Emanuele Rao

Personal information
- Date of birth: 28 March 2006 (age 20)
- Place of birth: Rovereto, Italy
- Height: 1.81 m (5 ft 11 in)
- Positions: Left winger; attacking midfielder;

Team information
- Current team: Pisa (on loan from Napoli)
- Number: 17

Youth career
- ChievoVerona
- SPAL

Senior career*
- Years: Team / Apps / (Gls)
- 2023–2025: SPAL / 64 / (6)
- 2025–: Napoli / 0 / (0)
- 2025–2026: → Bari (loan) / 32 / (6)
- 2026–: → Pisa (loan) / 1 / (0)

International career^{‡}
- 2022–2023: Italy U17 / 12 / (1)
- 2023: Italy U18 / 1 / (0)
- 2024: Italy U19 / 2 / (0)
- 2026–: Italy U20 / 1 / (0)
- 2026–: Italy U21 / 1 / (0)

= Emanuele Rao =

Italian footballer (born 2006)

Emanuele Rao (born 28 March 2006) is an Italian professional footballer who plays as a left winger or attacking midfielder for club Pisa on loan from Napoli.

== Club career ==
Born in Rovereto, Trentino-Alto Adige, Rao is a youth product of ChievoVerona and SPAL.

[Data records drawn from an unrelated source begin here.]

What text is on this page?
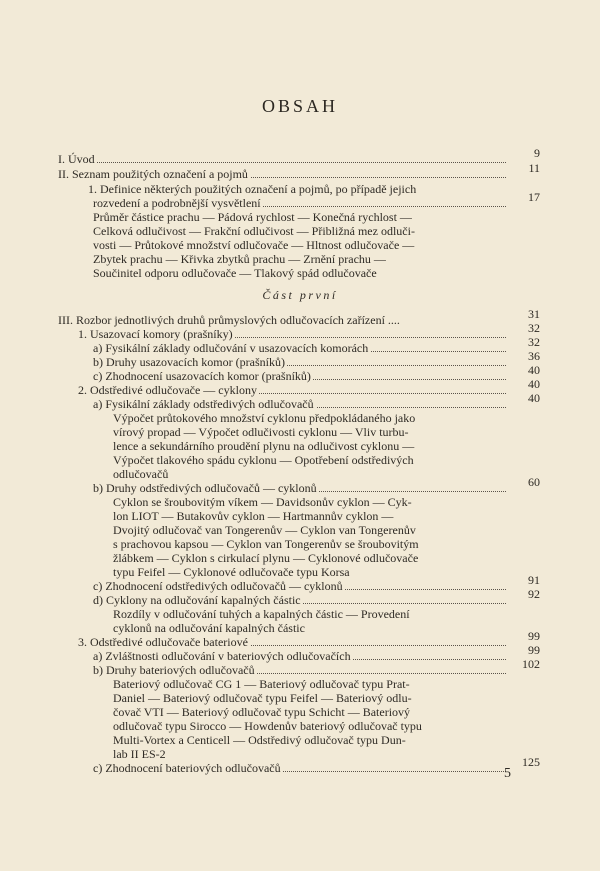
OBSAH
Část první
I. Úvod	9
II. Seznam použitých označení a pojmů	11
1. Definice některých použitých označení a pojmů, po případě jejich
rozvedení a podrobnější vysvětlení	17
Průměr částice prachu — Pádová rychlost — Konečná rychlost —
Celková odlučivost — Frakční odlučivost — Přibližná mez odluči-
vosti — Průtokové množství odlučovače — Hltnost odlučovače —
Zbytek prachu — Křivka zbytků prachu — Zrnění prachu —
Součinitel odporu odlučovače — Tlakový spád odlučovače
III. Rozbor jednotlivých druhů průmyslových odlučovacích zařízení ....	31
1. Usazovací komory (prašníky)	32
a) Fysikální základy odlučování v usazovacích komorách	32
b) Druhy usazovacích komor (prašníků)	36
c) Zhodnocení usazovacích komor (prašníků)	40
2. Odstředivé odlučovače — cyklony	40
a) Fysikální základy odstředivých odlučovačů	40
Výpočet průtokového množství cyklonu předpokládaného jako
vírový propad — Výpočet odlučivosti cyklonu — Vliv turbu-
lence a sekundárního proudění plynu na odlučivost cyklonu —
Výpočet tlakového spádu cyklonu — Opotřebení odstředivých
odlučovačů
b) Druhy odstředivých odlučovačů — cyklonů	60
Cyklon se šroubovitým víkem — Davidsonův cyklon — Cyk-
lon LIOT — Butakovův cyklon — Hartmannův cyklon —
Dvojitý odlučovač van Tongerenův — Cyklon van Tongerenův
s prachovou kapsou — Cyklon van Tongerenův se šroubovitým
žlábkem — Cyklon s cirkulací plynu — Cyklonové odlučovače
typu Feifel — Cyklonové odlučovače typu Korsa
c) Zhodnocení odstředivých odlučovačů — cyklonů	91
d) Cyklony na odlučování kapalných částic	92
Rozdíly v odlučování tuhých a kapalných částic — Provedení
cyklonů na odlučování kapalných částic
3. Odstředivé odlučovače bateriové	99
a) Zvláštnosti odlučování v bateriových odlučovačích	99
b) Druhy bateriových odlučovačů	102
Bateriový odlučovač CG 1 — Bateriový odlučovač typu Prat-
Daniel — Bateriový odlučovač typu Feifel — Bateriový odlu-
čovač VTI — Bateriový odlučovač typu Schicht — Bateriový
odlučovač typu Sirocco — Howdenův bateriový odlučovač typu
Multi-Vortex a Centicell — Odstředivý odlučovač typu Dun-
lab II ES-2
c) Zhodnocení bateriových odlučovačů	125
5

In September 2022, he signed his first professional contract with SPAL. Rao made his professional debut with SPAL in a 3–0 Serie C win over Perugia on 15 September 2023. The following month, he scored his first goal in a match against Lucchese, becoming at 17 years, 6 months and 13 days the second youngest scorer in the club's history. After a first promising season, he established himself as one of the best youngster in the league.

In July 2025, after SPAL went bankrupt, he moved to Napoli in Serie A, from where he was straight loaned to Bari in Serie B for the 2025–26 season. By the spring 2026, despite Bari struggling on the field, Emanuele Rao was viewed as one of the most promising prospects of the Italian second tier, scoring 6 goals and delivering 2 assists in less than 3 months.

== International career ==

Rao is a youth international for Italy, having played for the under-17, under-18, under-19 and under-20.